Yoga fiel letzte Woche aus. Einmal mit Suse verabredet, fuhr ich trotzdem nach Manhattan. Es war früher Abend, sie hatte zwei Kolleginnen dabei und die Frage war: Essen gehen oder “Happy Hour”? Letzteres kenne ich nur von schlecht laufenden Cocktailbars, es gibt zu den unmöglichsten Zeiten zwei Getränke zum Preis von einem, oder so. Ich hatte ein bisschen Angst, aber nur kurz, dann standen wir im Vig 27, einer schwulen Bar gleich an der Park Avenue. Ich war nicht arbeiten wie die anderen Mädels und trotzdem sofort entspannt wie nach einem harten Tag. Ganz klar brauchte ich einen Drink. Ein paar Cocktails waren billiger als sonst, soviel zur Happy Hour, ich nahm irgendwas mit Gurke. Die Feierabendmädels werteten den Arbeitstag aus und ich war gleichzeitig wehmütig und ein wenig froh, da nicht mitreden zu können. Solche Gespräche habe ich nun wirklich genug geführt. Gut erzogen wie sie sind, wechselten die Drei bald das Thema. Erst ging’s um mich, dann um die verflixte Dategeschichte einer Anwesenden, später um Trash-TV, alles schon viel eher meine Themen. Ein bisschen war’s wie im Film – vier Mädels mit Cocktails reden und lachen in einer Bar, deren Wände mit rosa Perlen behangen sind. Aber es war gut. Sehr. Genau das, was man braucht in einer fremden Stadt. Später kam eine weitere Bekannte von Suse dazu, wir waren gerade bei den “Real Housewives of Beverly Hills” (beste Realityshow der Welt) und ich sollte sie fix auf den neuesten Stand bringen. Ich teilte mein umfangreiches Wissen sehr gern und dann wollte sie wissen, mit welchem der anwesenden Mädels ich denn zusammenarbeiten würde. Der Abend war bis dahin schon gut und wurde besser, einfach weil jemand mein – zugegeben nicht immer astreines – Englisch nicht gleich enttarnt hatte. Manchmal ist es so einfach, mich glücklich zu machen. In exakt dieser Kombination in exakt dieser Bar möchte noch mehr Drinks trinken.
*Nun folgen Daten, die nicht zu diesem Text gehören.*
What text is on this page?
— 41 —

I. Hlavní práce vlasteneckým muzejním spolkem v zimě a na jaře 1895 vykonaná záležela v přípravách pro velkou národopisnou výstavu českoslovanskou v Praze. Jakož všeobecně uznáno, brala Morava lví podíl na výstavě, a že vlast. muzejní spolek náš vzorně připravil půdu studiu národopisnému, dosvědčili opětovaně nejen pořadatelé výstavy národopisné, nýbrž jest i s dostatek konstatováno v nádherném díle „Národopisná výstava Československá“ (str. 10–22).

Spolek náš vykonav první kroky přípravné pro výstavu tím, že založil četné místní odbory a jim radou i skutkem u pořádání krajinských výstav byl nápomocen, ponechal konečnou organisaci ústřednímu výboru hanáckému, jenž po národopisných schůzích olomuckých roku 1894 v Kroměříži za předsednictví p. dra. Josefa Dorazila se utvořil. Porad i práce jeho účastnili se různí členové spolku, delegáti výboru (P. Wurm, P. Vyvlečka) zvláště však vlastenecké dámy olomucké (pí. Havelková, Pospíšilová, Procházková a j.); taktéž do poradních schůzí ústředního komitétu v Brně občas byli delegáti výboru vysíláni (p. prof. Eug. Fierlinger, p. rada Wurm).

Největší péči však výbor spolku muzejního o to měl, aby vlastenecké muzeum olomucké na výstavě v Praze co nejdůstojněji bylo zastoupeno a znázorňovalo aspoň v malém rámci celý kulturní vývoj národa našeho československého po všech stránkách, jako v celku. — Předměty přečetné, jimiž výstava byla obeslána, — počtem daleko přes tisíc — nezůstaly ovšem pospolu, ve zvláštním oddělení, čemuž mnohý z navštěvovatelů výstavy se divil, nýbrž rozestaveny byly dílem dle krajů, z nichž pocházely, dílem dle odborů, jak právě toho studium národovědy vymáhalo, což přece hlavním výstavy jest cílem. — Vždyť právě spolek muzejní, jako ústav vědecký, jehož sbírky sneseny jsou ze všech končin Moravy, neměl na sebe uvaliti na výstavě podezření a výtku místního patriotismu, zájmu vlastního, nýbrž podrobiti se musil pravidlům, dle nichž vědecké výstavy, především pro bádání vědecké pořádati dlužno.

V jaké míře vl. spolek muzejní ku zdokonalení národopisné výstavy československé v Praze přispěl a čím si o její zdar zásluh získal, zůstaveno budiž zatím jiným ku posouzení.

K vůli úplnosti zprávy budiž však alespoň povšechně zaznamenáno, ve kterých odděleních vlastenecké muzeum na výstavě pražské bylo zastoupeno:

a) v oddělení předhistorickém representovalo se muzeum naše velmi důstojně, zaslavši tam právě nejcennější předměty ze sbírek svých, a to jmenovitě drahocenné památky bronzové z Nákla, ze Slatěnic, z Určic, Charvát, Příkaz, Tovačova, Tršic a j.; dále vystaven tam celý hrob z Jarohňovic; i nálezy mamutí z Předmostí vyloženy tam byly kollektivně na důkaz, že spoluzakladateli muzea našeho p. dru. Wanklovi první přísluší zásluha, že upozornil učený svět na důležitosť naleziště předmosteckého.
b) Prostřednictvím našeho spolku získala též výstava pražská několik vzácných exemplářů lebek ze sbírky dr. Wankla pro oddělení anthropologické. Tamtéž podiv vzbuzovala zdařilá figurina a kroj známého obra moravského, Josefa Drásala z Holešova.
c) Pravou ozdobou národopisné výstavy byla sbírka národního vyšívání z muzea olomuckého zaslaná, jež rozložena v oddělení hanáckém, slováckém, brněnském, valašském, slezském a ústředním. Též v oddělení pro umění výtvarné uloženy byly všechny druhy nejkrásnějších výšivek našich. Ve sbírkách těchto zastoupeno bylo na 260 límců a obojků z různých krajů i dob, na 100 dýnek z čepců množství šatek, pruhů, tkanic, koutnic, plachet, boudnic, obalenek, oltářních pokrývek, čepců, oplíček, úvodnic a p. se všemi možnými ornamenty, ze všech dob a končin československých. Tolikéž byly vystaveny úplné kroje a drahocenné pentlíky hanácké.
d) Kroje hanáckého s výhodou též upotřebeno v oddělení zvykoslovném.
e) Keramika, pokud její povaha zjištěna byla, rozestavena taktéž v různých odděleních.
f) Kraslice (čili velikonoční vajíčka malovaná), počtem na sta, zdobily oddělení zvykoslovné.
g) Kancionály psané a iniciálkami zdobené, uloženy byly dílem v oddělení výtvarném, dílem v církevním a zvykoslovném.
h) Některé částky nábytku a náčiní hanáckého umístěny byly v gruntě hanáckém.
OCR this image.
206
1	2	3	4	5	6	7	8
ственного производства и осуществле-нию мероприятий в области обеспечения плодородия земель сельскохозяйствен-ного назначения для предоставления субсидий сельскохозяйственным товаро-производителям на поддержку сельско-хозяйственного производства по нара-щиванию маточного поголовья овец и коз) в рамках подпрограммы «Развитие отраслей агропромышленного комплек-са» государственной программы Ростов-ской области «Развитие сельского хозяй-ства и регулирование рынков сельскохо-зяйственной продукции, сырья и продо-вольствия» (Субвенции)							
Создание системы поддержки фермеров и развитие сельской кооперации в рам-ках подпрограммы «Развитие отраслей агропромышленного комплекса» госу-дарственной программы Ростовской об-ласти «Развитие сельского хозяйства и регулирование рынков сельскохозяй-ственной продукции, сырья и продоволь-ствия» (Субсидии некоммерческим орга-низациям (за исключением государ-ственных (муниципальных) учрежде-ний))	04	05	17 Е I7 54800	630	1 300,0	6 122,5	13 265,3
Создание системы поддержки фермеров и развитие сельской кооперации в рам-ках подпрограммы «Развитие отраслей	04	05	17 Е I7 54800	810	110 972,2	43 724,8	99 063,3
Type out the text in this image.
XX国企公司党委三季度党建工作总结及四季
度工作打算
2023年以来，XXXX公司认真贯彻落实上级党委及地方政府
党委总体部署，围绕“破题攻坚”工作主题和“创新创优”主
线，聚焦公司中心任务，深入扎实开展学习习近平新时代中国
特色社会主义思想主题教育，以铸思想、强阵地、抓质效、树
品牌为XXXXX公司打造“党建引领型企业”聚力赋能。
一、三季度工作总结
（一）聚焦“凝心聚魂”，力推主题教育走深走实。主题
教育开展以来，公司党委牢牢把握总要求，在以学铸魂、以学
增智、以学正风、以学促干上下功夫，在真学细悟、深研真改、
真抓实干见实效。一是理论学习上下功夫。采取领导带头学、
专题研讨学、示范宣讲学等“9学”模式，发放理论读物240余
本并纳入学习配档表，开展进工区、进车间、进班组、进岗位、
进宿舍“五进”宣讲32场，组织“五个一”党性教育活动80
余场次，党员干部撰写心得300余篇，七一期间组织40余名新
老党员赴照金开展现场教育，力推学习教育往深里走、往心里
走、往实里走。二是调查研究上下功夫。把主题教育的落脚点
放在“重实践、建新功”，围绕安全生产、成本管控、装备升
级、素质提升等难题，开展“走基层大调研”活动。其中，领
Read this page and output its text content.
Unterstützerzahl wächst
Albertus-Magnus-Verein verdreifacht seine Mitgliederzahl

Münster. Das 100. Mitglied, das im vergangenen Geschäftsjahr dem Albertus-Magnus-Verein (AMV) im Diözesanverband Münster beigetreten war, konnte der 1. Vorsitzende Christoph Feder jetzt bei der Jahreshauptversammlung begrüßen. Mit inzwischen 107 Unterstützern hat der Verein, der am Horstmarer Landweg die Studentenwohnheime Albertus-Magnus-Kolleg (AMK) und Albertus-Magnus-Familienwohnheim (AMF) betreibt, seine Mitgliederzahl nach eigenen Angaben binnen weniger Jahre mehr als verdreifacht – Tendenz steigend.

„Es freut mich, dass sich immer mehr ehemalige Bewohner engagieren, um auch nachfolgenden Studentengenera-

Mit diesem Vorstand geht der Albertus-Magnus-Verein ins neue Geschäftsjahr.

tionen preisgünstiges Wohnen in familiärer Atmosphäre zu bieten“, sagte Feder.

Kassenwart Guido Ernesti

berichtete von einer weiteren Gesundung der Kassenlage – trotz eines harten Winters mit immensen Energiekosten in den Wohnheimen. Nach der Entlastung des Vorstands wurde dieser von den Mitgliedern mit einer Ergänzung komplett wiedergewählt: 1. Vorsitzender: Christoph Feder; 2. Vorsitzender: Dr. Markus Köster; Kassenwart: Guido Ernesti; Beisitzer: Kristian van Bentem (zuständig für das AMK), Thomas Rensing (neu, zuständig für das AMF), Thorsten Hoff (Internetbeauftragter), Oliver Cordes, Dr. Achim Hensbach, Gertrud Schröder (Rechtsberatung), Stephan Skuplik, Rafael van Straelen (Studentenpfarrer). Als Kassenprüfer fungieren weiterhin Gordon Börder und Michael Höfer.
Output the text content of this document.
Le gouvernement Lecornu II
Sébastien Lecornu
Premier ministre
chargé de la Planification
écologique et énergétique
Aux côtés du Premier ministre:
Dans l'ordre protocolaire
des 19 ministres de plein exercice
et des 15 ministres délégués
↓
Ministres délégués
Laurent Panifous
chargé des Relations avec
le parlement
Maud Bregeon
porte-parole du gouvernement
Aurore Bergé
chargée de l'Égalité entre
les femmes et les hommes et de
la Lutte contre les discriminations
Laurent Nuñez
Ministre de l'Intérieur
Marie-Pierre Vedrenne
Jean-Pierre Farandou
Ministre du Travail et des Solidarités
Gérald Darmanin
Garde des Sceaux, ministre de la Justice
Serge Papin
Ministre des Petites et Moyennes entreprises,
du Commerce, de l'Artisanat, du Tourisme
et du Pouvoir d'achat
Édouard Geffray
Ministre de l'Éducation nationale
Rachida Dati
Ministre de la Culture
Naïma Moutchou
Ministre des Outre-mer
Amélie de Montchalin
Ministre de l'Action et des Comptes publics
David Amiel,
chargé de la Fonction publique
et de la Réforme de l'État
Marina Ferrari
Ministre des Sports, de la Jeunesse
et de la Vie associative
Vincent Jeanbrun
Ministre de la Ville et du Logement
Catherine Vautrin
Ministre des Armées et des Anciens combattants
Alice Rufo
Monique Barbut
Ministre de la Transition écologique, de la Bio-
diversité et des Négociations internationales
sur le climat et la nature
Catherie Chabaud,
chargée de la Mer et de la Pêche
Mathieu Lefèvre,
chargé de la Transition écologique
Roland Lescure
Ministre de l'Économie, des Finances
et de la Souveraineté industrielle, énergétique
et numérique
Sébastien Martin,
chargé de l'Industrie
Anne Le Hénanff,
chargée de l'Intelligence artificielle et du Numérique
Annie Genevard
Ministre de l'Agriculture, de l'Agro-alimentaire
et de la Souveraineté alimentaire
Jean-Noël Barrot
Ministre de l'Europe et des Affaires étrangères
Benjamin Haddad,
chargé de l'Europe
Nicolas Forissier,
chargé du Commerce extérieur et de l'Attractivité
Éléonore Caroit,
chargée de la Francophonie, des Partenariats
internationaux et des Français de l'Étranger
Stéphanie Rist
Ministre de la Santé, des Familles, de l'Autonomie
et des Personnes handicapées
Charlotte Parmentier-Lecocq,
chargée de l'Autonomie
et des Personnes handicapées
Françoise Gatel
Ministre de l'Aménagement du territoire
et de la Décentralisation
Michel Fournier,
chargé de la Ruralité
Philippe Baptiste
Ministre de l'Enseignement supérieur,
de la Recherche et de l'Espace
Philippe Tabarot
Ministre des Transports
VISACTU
// Comments Off on Happy Hour

Querverweis

Na, das fängt doch ganz gut an mit dem freien Arbeiten. Heute ist auf jetzt.de mein Interview mit Josh Johnson erschienen, er tourt durch die USA, macht Fotos nur mit dem iPhone und trifft unterwegs ganz viele Leute, die er bisher nur aus dem Netz kennt. Ich finde, das sollte man öfter machen und bin dann in New York dabei.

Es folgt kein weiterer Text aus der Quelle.